While the threat you describe is real, you've got your terms backwards. OAuth is about *authorization* and _not_ *authentication*. Authentication is about verifying a user's identity, whereas authorization is about providing access to user data to a 3rd party.
ReplyDelete@blog, dude, thank you, I misused both terms! Going to swap it! fail :)
ReplyDeleteIMHO, the original sin is in using a safe HTTP method (GET) to change state. The callback request should return a form asking the user to confirm the OAuth provider addition, eventually showing some user information obtained from that provider.
ReplyDeleteWhat do you think?
it is described as an option in drafts. for example if you set up posting to facebook from your twitter you will be asked - is it your facebook account
Deletei don't like this attitude - too many actions. accept on provider, accept on client. 'state' is quite good to make sure that you are you and this account on provider is yours. why to ask again?
Just as a matter of principle: avoid important state changing actions as a consequence of a GET method; always require a POST in response to an acknowledge form with CSRF protection
ReplyDeleteI agree that the extra confirmation can be a nuisance for the user, however sometimes this extra step is preferable.
yes, that is an absolute truth, we should avoid GET changing requests and require POST+CSRF protection for everything.

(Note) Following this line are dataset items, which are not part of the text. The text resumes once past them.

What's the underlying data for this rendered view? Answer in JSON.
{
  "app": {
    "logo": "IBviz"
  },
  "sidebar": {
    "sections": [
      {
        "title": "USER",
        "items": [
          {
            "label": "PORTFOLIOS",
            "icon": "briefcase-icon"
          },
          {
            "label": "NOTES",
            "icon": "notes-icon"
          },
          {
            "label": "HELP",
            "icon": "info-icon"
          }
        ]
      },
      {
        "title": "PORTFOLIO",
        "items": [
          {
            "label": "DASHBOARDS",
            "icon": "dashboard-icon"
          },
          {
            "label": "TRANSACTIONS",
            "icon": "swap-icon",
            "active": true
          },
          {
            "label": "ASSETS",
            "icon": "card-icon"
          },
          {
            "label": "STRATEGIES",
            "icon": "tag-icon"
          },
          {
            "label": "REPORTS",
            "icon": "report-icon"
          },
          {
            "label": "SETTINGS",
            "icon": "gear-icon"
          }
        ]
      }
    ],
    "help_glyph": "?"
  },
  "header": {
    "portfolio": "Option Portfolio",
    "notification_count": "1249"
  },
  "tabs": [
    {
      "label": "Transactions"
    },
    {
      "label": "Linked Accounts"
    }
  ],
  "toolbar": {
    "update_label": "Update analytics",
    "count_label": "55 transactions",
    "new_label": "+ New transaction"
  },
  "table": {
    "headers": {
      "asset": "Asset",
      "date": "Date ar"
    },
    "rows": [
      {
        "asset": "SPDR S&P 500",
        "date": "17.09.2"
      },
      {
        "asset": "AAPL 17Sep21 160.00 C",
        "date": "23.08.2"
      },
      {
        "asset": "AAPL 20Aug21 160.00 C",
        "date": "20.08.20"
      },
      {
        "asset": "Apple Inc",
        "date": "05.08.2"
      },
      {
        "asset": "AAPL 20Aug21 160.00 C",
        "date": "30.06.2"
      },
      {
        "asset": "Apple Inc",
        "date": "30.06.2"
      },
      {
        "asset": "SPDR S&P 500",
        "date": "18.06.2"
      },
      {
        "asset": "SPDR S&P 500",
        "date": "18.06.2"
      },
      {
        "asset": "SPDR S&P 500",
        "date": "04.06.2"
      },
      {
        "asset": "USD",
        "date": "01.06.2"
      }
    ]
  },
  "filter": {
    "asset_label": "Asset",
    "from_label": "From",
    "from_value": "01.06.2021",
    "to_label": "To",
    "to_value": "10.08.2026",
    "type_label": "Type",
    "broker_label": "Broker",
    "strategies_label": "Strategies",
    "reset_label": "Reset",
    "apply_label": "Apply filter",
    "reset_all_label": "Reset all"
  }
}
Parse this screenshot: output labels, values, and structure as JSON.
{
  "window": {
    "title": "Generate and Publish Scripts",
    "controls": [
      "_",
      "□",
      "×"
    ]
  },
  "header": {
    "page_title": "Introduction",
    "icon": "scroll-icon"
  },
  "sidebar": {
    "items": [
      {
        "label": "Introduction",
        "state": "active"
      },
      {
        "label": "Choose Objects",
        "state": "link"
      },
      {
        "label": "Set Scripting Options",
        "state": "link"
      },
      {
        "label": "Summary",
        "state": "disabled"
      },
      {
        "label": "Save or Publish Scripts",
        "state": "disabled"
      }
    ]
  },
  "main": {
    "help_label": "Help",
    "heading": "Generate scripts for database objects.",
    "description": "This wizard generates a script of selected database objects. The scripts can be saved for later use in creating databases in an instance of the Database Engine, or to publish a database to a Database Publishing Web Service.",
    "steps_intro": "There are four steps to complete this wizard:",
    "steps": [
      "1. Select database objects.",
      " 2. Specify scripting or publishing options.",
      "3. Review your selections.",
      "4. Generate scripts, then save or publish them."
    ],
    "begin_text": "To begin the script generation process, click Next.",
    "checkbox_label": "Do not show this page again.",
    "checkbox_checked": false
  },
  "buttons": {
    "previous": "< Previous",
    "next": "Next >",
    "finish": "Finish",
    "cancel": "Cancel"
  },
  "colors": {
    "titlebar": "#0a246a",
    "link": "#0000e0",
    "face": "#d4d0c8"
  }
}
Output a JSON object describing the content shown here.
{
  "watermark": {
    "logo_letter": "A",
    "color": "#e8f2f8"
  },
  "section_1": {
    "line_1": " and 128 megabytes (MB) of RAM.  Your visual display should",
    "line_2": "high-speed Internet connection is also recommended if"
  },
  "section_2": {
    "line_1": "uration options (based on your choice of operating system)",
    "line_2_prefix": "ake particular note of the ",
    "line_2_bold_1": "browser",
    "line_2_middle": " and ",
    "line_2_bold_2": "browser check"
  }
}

At least 3 of my previous posts are about this subject.
DeleteBut you still can lie on user. For example if the hacker's account has his avatar, his first/last name so when he sees connect You You Your Avatar he still can click accept.
I'm not following you on the "still can lie on user". The ack. form with the CSRF token is generated by the legitimate client. The attacker would have to obtain this CSRF token.
Deletethe attack is a bit longer.
Deletethere is User1, I create anoter account with same avatar/details of User1 - User2.
I open an iframe or new window with src=site.com/callback?code=mycodeforUser2
It will still *require* click from User1 to assign my account User2 because of CSRF token but some users are naive.
Nevermind, just thought
Would it work if you set the state hash on the cookie itself? Then when the provider redirected back to you, you can compare between the cookie's state and the get parameter's state?
ReplyDeleteHowever can this still get spoofed?
state fixation? depends on session type - in rails it's signed and you can't replace state w/o breaking login
Deletei don't think it's similar. it's active only for 5 minutes
ReplyDelete"state should not be equal form_authenticity_token(session[:csrf_token])"
ReplyDeleteCould you expand on that? Why is it a bad idea to reuse form_authenticity_token as state?
Because you send it to external service and they can reuse it to hack your app with CSRF
DeleteHi Egor,
ReplyDelete"$_SESSION['state'] == $_REQUEST['state'] is vulnerable code, was used a while ago in FB examples. Emtpy string equals empty string."
Could you expand on that? Why exactly is this vulnerable code?
SESSION[state] is empty in the beginning, so sending no 'state' passes the verification.